US Rep. Jill Takuda (D-Hawaii) told Maui Now: “We are accustomed to saying, ‘Well, this was a 100-year flood,’ right?... Well, 100-plus-year floods are happening every few years. We literally have to throw away the book in terms of the way we used to look at weather patterns in Hawaii.”
The flooding is also an example of how the impacts of climate disasters can build on each other. Some of the rains fell on Lahaina in Maui, where soil is less absorbent due to scarring from 2023's deadly climate-fueled wildfires.
“We think about evacuation routes when it comes to a fire,” Maui resident Kaliko Storer told Maui Now. “And now we say, when are we going to really sit down and talk about these (flood) controls?”
The connection between the burning of fossil fuels and the uptick in extreme weather events is reigniting the debate about who should pay for the damages from storms like those that swamped Hawaii this month.

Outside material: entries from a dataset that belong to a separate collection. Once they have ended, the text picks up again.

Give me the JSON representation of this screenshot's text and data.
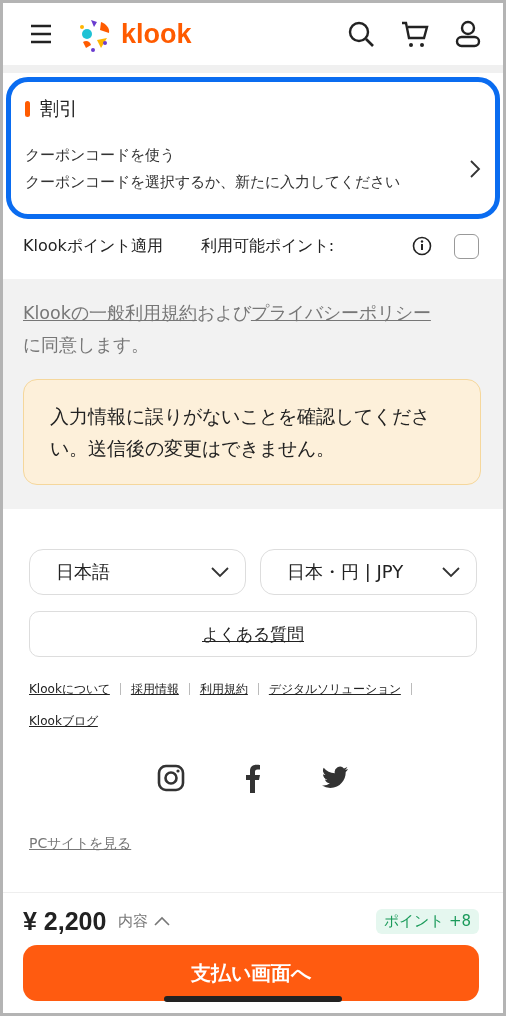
{
  "header": {
    "logo_text": "klook"
  },
  "discount": {
    "title": "割引",
    "coupon_title": "クーポンコードを使う",
    "coupon_hint": "クーポンコードを選択するか、新たに入力してください"
  },
  "points": {
    "label": "Klookポイント適用",
    "available_label": "利用可能ポイント:",
    "checked": false
  },
  "terms": {
    "parts": [
      {
        "kind": "link",
        "text": "Klookの一般利用規約"
      },
      {
        "kind": "text",
        "text": "および"
      },
      {
        "kind": "link",
        "text": "プライバシーポリシー"
      },
      {
        "kind": "text",
        "text": "に同意します。"
      }
    ]
  },
  "notice": {
    "text": "入力情報に誤りがないことを確認してください。送信後の変更はできません。"
  },
  "footer": {
    "language": "日本語",
    "currency": "日本・円 | JPY",
    "faq": "よくある質問",
    "links": [
      "Klookについて",
      "採用情報",
      "利用規約",
      "デジタルソリューション",
      "Klookブログ"
    ],
    "pc_site": "PCサイトを見る"
  },
  "bottom_bar": {
    "price": "¥ 2,200",
    "details": "内容",
    "points_badge": "ポイント +8",
    "pay_button": "支払い画面へ"
  }
}
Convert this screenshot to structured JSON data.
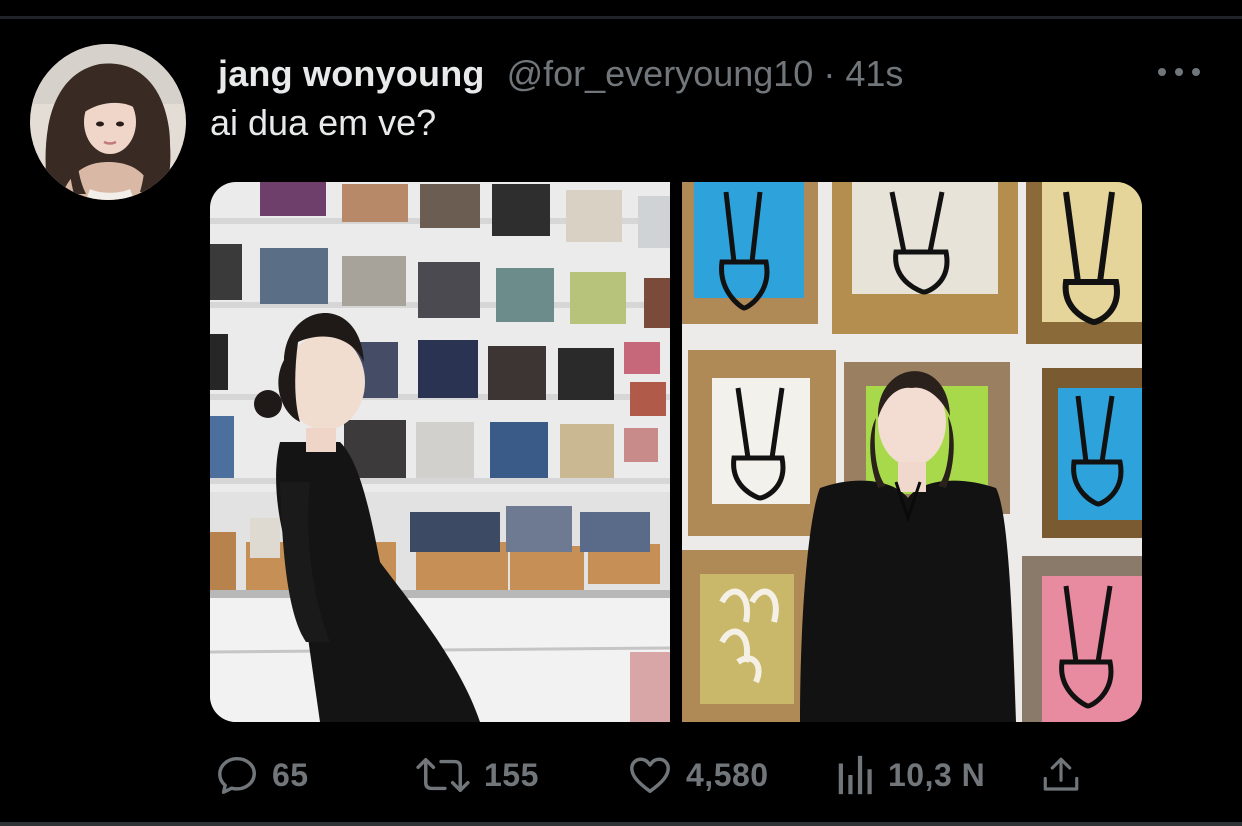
{
  "tweet": {
    "author_name": "jang wonyoung",
    "handle": "@for_everyoung10",
    "separator": "·",
    "timestamp": "41s",
    "text": "ai dua em ve?"
  },
  "media": {
    "count": 2,
    "left_photo": "woman-in-record-store",
    "right_photo": "woman-with-rabbit-paintings"
  },
  "actions": {
    "reply": {
      "icon": "reply-icon",
      "count": "65"
    },
    "retweet": {
      "icon": "retweet-icon",
      "count": "155"
    },
    "like": {
      "icon": "heart-icon",
      "count": "4,580"
    },
    "views": {
      "icon": "views-icon",
      "count": "10,3 N"
    },
    "share": {
      "icon": "share-icon"
    }
  },
  "menu": {
    "icon": "more-icon"
  },
  "colors": {
    "background": "#000000",
    "text_primary": "#e7e9ea",
    "text_secondary": "#71767b",
    "divider": "#2f3336"
  }
}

State lawmakers are working to pass legislation that would allow insurers to recoup some storm costs from oil and gas companies directly, as Honolulu Civil Beat reported Tuesday.
"This is the third generational rain event we’ve had in the last four weeks,” state Sen. Jarrett Keohokalole (D-24) said. Referring to reporting that large fossil fuels companies have known for decades about the climate-heating impacts of their products and chose to lie to the public instead of act, he added, “Should the residents just consider it an act of God and open up their checkbooks whenever this happens when the record is clear about who knew what and when they knew it?”
Hawaii is also one of several states that has sued Big Oil for climate damages.
Even as oil prices climb due to the US and Israeli war on Iran, Emily Atkin of Heated argued that disasters like Hawaii's prove that the cost is still deflated.
"This is what the true price of oil looks like: Hawaiians wading through their flooded homes while the state scrambles to find a billion dollars for cleanup," she wrote.